En guise de réponse, Me Momo va se dire « surpris qu’il fasse cette demande ». Il rétorque que depuis l’enquête préliminaire personne n’a vu la Cud avant de demander à la présidente du tribunal, Mbangue née Vicky Ndoumbe d’ordonner la continuation des débats. « Pourquoi voulez-vous qu’on force quelqu’un à se plaindre ? », proteste-t-il alors qu’en face Olivier Ndjié martèle que « toutes les poursuites relèvent du ministère public. Il ajoute qu’il peut bien y avoir aussi bien des interventions forcées que volontaires.

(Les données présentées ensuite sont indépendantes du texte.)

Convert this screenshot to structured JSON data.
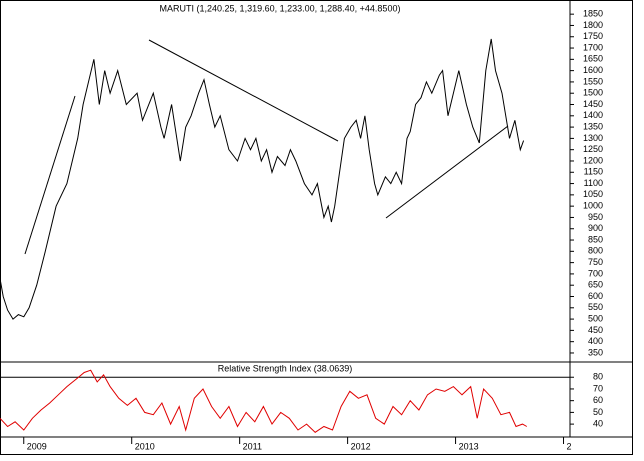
{
  "chart_data": [
    {
      "type": "line",
      "title": "MARUTI (1,240.25, 1,319.60, 1,233.00, 1,288.40, +44.8500)",
      "x": [
        2008.78,
        2008.81,
        2008.85,
        2008.9,
        2008.95,
        2009.0,
        2009.05,
        2009.12,
        2009.2,
        2009.3,
        2009.4,
        2009.5,
        2009.55,
        2009.6,
        2009.65,
        2009.7,
        2009.75,
        2009.8,
        2009.87,
        2009.95,
        2010.05,
        2010.1,
        2010.2,
        2010.27,
        2010.3,
        2010.37,
        2010.45,
        2010.5,
        2010.55,
        2010.62,
        2010.67,
        2010.72,
        2010.77,
        2010.82,
        2010.9,
        2010.98,
        2011.05,
        2011.1,
        2011.15,
        2011.2,
        2011.25,
        2011.3,
        2011.35,
        2011.42,
        2011.47,
        2011.52,
        2011.6,
        2011.67,
        2011.72,
        2011.78,
        2011.82,
        2011.85,
        2011.88,
        2011.97,
        2012.03,
        2012.08,
        2012.12,
        2012.16,
        2012.2,
        2012.25,
        2012.28,
        2012.35,
        2012.4,
        2012.45,
        2012.5,
        2012.55,
        2012.58,
        2012.63,
        2012.68,
        2012.73,
        2012.78,
        2012.85,
        2012.88,
        2012.93,
        2013.03,
        2013.1,
        2013.16,
        2013.22,
        2013.28,
        2013.33,
        2013.37,
        2013.43,
        2013.5,
        2013.55,
        2013.6,
        2013.63
      ],
      "series": [
        {
          "name": "MARUTI",
          "color": "#000000",
          "values": [
            680,
            600,
            540,
            500,
            520,
            510,
            550,
            650,
            800,
            1000,
            1100,
            1300,
            1450,
            1550,
            1650,
            1450,
            1600,
            1500,
            1600,
            1450,
            1500,
            1380,
            1500,
            1350,
            1300,
            1450,
            1200,
            1350,
            1400,
            1500,
            1560,
            1450,
            1350,
            1400,
            1250,
            1200,
            1300,
            1250,
            1300,
            1200,
            1250,
            1150,
            1220,
            1180,
            1250,
            1200,
            1100,
            1050,
            1100,
            950,
            1000,
            930,
            1000,
            1300,
            1350,
            1380,
            1300,
            1400,
            1250,
            1100,
            1050,
            1130,
            1100,
            1150,
            1100,
            1300,
            1330,
            1450,
            1480,
            1550,
            1500,
            1580,
            1600,
            1400,
            1600,
            1450,
            1350,
            1280,
            1600,
            1740,
            1600,
            1500,
            1300,
            1380,
            1250,
            1290
          ]
        }
      ],
      "xlim": [
        2008.78,
        2014.06
      ],
      "ylim": [
        310,
        1895
      ],
      "yticks": [
        350,
        400,
        450,
        500,
        550,
        600,
        650,
        700,
        750,
        800,
        850,
        900,
        950,
        1000,
        1050,
        1100,
        1150,
        1200,
        1250,
        1300,
        1350,
        1400,
        1450,
        1500,
        1550,
        1600,
        1650,
        1700,
        1750,
        1800,
        1850
      ]
    },
    {
      "type": "line",
      "title": "Relative Strength Index (38.0639)",
      "x": [
        2008.78,
        2008.85,
        2008.92,
        2009.0,
        2009.08,
        2009.16,
        2009.24,
        2009.32,
        2009.4,
        2009.48,
        2009.56,
        2009.62,
        2009.68,
        2009.74,
        2009.8,
        2009.88,
        2009.96,
        2010.04,
        2010.12,
        2010.2,
        2010.28,
        2010.36,
        2010.44,
        2010.5,
        2010.58,
        2010.66,
        2010.74,
        2010.82,
        2010.9,
        2010.98,
        2011.06,
        2011.14,
        2011.22,
        2011.3,
        2011.38,
        2011.46,
        2011.54,
        2011.62,
        2011.7,
        2011.78,
        2011.86,
        2011.94,
        2012.02,
        2012.1,
        2012.18,
        2012.26,
        2012.34,
        2012.42,
        2012.5,
        2012.58,
        2012.66,
        2012.74,
        2012.82,
        2012.9,
        2012.98,
        2013.06,
        2013.14,
        2013.2,
        2013.26,
        2013.34,
        2013.42,
        2013.5,
        2013.56,
        2013.62,
        2013.66
      ],
      "series": [
        {
          "name": "Relative Strength Index",
          "color": "#e00000",
          "values": [
            45,
            38,
            42,
            35,
            45,
            52,
            58,
            65,
            72,
            78,
            84,
            86,
            76,
            82,
            72,
            62,
            56,
            62,
            50,
            48,
            58,
            40,
            55,
            35,
            62,
            70,
            55,
            45,
            55,
            38,
            50,
            42,
            55,
            40,
            50,
            45,
            35,
            40,
            33,
            38,
            35,
            55,
            68,
            62,
            65,
            45,
            40,
            55,
            48,
            60,
            52,
            65,
            70,
            68,
            72,
            65,
            72,
            45,
            70,
            62,
            48,
            50,
            38,
            40,
            38
          ]
        }
      ],
      "xlim": [
        2008.78,
        2014.06
      ],
      "ylim": [
        29,
        93
      ],
      "yticks": [
        40,
        50,
        60,
        70,
        80
      ],
      "hlines": [
        80
      ],
      "xticks": [
        2009,
        2010,
        2011,
        2012,
        2013,
        {
          "value": 2014,
          "label": "2"
        }
      ]
    }
  ]
}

Nouvelle réaction de Me Momo : « ce monument appartient à la Cud. Voulezvous envoyer faire comparaître la France ». Le juriste se dit aussi prêt à démontrer que le monument du général Leclerc objet des poursuites engagées contre son client, est un patrimoine de l’armée française.

Me Momo, virulent, taxe le procureur de la République de laxisme, soutient que « le dossier transmis à madame Mbangue est vide, dénonce « le copinage entre le ministère public et le siège avant de repasser la parole à la juge. Celle-ci en dernier ressort décide de la poursuite du procès. La prochaine audience a lieu le 6 mai 2016. L’on saura ce jour-là si la Cud se présente comme plaignant.